Research shows that people with type 2 diabetes who use CGMs see a modest but meaningful improvement in their A1C, about 0.25 percentage points lower on average compared to finger-prick monitoring alone. The real-time feedback also tends to motivate lifestyle changes: one study found that CGM users reduced their daily calorie intake and increased their weekly exercise time within three months. The main drawback is cost. The device itself can run over $1,000, with sensor refills costing upward of $300 per month, and some models still require occasional finger-prick calibration.
BSL as Biosafety Level
Outside of medicine, BSL stands for biosafety level, a rating system that classifies laboratories by how dangerous the organisms inside them are. There are four levels:
- BSL-1: Handles microbes that don’t cause disease in healthy adults, like harmless strains of E. coli. Standard lab coats and gloves are sufficient, and work is done on open benches.

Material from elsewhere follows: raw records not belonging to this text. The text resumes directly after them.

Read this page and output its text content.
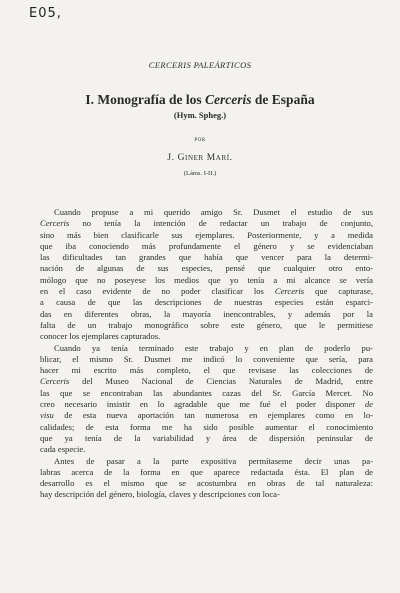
E05,
CERCERIS PALEÁRTICOS
I. Monografía de los Cerceris de España
(Hym. Spheg.)
POR
J. Giner Marí.
(Láms. I-II.)
Cuando propuse a mi querido amigo Sr. Dusmet el estudio de sus
Cerceris no tenía la intención de redactar un trabajo de conjunto,
sino más bien clasificarle sus ejemplares. Posteriormente, y a medida
que iba conociendo más profundamente el género y se evidenciaban
las dificultades tan grandes que había que vencer para la determi-
nación de algunas de sus especies, pensé que cualquier otro ento-
mólogo que no poseyese los medios que yo tenía a mi alcance se vería
en el caso evidente de no poder clasificar los Cerceris que capturase,
a causa de que las descripciones de nuestras especies están esparci-
das en diferentes obras, la mayoría inencontrables, y además por la
falta de un trabajo monográfico sobre este género, que le permitiese
conocer los ejemplares capturados.
Cuando ya tenía terminado este trabajo y en plan de poderlo pu-
blicar, el mismo Sr. Dusmet me indicó lo conveniente que sería, para
hacer mi escrito más completo, el que revisase las colecciones de
Cerceris del Museo Nacional de Ciencias Naturales de Madrid, entre
las que se encontraban las abundantes cazas del Sr. García Mercet. No
creo necesario insistir en lo agradable que me fué el poder disponer de
visu de esta nueva aportación tan numerosa en ejemplares como en lo-
calidades; de esta forma me ha sido posible aumentar el conocimiento
que ya tenía de la variabilidad y área de dispersión peninsular de
cada especie.
Antes de pasar a la parte expositiva permítaseme decir unas pa-
labras acerca de la forma en que aparece redactada ésta. El plan de
desarrollo es el mismo que se acostumbra en obras de tal naturaleza:
hay descripción del género, biología, claves y descripciones con loca-
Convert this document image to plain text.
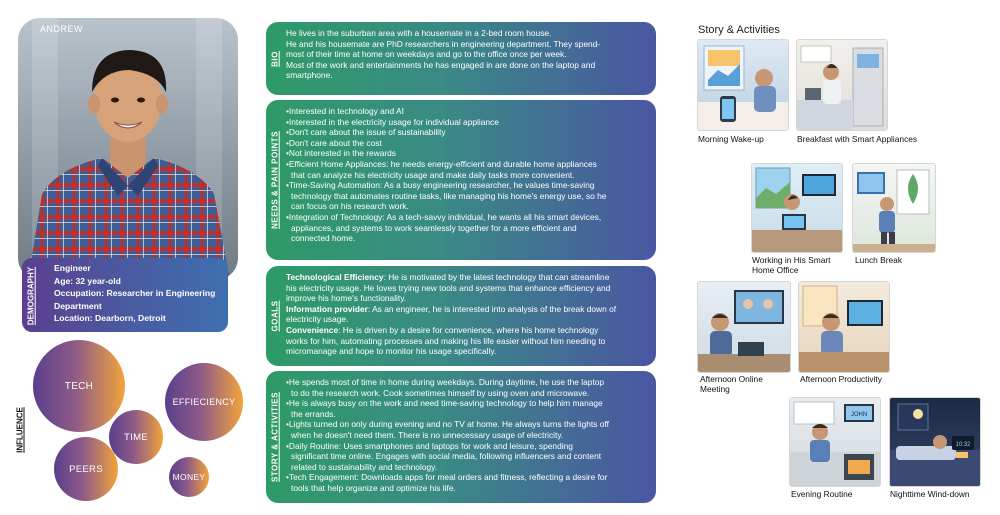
ANDREW
DEMOGRAPHY	Engineer
Age: 32 year-old
Occupation: Researcher in Engineering
Department
Location: Dearborn, Detroit
INFLUENCE
TECH
EFFIECIENCY
TIME
PEERS
MONEY
BIO

He lives in the suburban area with a housemate in a 2-bed room house.

He and his housemate are PhD researchers in engineering department. They spend-

most of their time at home on weekdays and go to the office once per week.

Most of the work and entertainments he has engaged in are done on the laptop and

smartphone.

NEEDS & PAIN POINTS

•Interested in technology and AI

•Interested in the electricity usage for individual appliance

•Don't care about the issue of sustainability

•Don't care about the cost

•Not interested in the rewards

•Efficient Home Appliances: he needs energy-efficient and durable home appliances

that can analyze his electricity usage and make daily tasks more convenient.

•Time-Saving Automation: As a busy engineering researcher, he values time-saving

technology that automates routine tasks, like managing his home's energy use, so he

can focus on his research work.

•Integration of Technology: As a tech-savvy individual, he wants all his smart devices,

appliances, and systems to work seamlessly together for a more efficient and

connected home.

GOALS

Technological Efficiency: He is motivated by the latest technology that can streamline

his electricity usage. He loves trying new tools and systems that enhance efficiency and

improve his home's functionality.

Information provider: As an engineer, he is interested into analysis of the break down of

electricity usage.

Convenience: He is driven by a desire for convenience, where his home technology

works for him, automating processes and making his life easier without him needing to

micromanage and hope to monitor his usage specifically.

STORY & ACTIVITIES

•He spends most of time in home during weekdays. During daytime, he use the laptop

to do the research work. Cook sometimes himself by using oven and microwave.

•He is always busy on the work and need time-saving technology to help him manage

the errands.

•Lights turned on only during evening and no TV at home. He always turns the lights off

when he doesn't need them. There is no unnecessary usage of electricity.

•Daily Routine: Uses smartphones and laptops for work and leisure, spending

significant time online. Engages with social media, following influencers and content

related to sustainability and technology.

•Tech Engagement: Downloads apps for meal orders and fitness, reflecting a desire for

tools that help organize and optimize his life.

Story & Activities
Morning Wake-up	Breakfast with Smart Appliances
Working in His Smart Home Office
Lunch Break
Afternoon Online Meeting
Afternoon Productivity
JOHN
Evening Routine
10:32
Nighttime Wind-down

- BSL-2: Works with moderately hazardous agents such as Staph aureus. Lab access is restricted during experiments, and procedures that could create airborne particles are done inside sealed safety cabinets.
- BSL-3: Deals with microbes that can cause serious or lethal disease through airborne transmission, like the bacteria that causes tuberculosis. Workers may receive vaccinations and undergo regular medical monitoring.
- BSL-4: The highest containment level, reserved for the most dangerous pathogens with no available treatment. Researchers wear fully enclosed pressure suits and work in specially engineered facilities.
Each level builds on the safety requirements of the one below it, adding progressively stricter barriers between the researcher and the organism.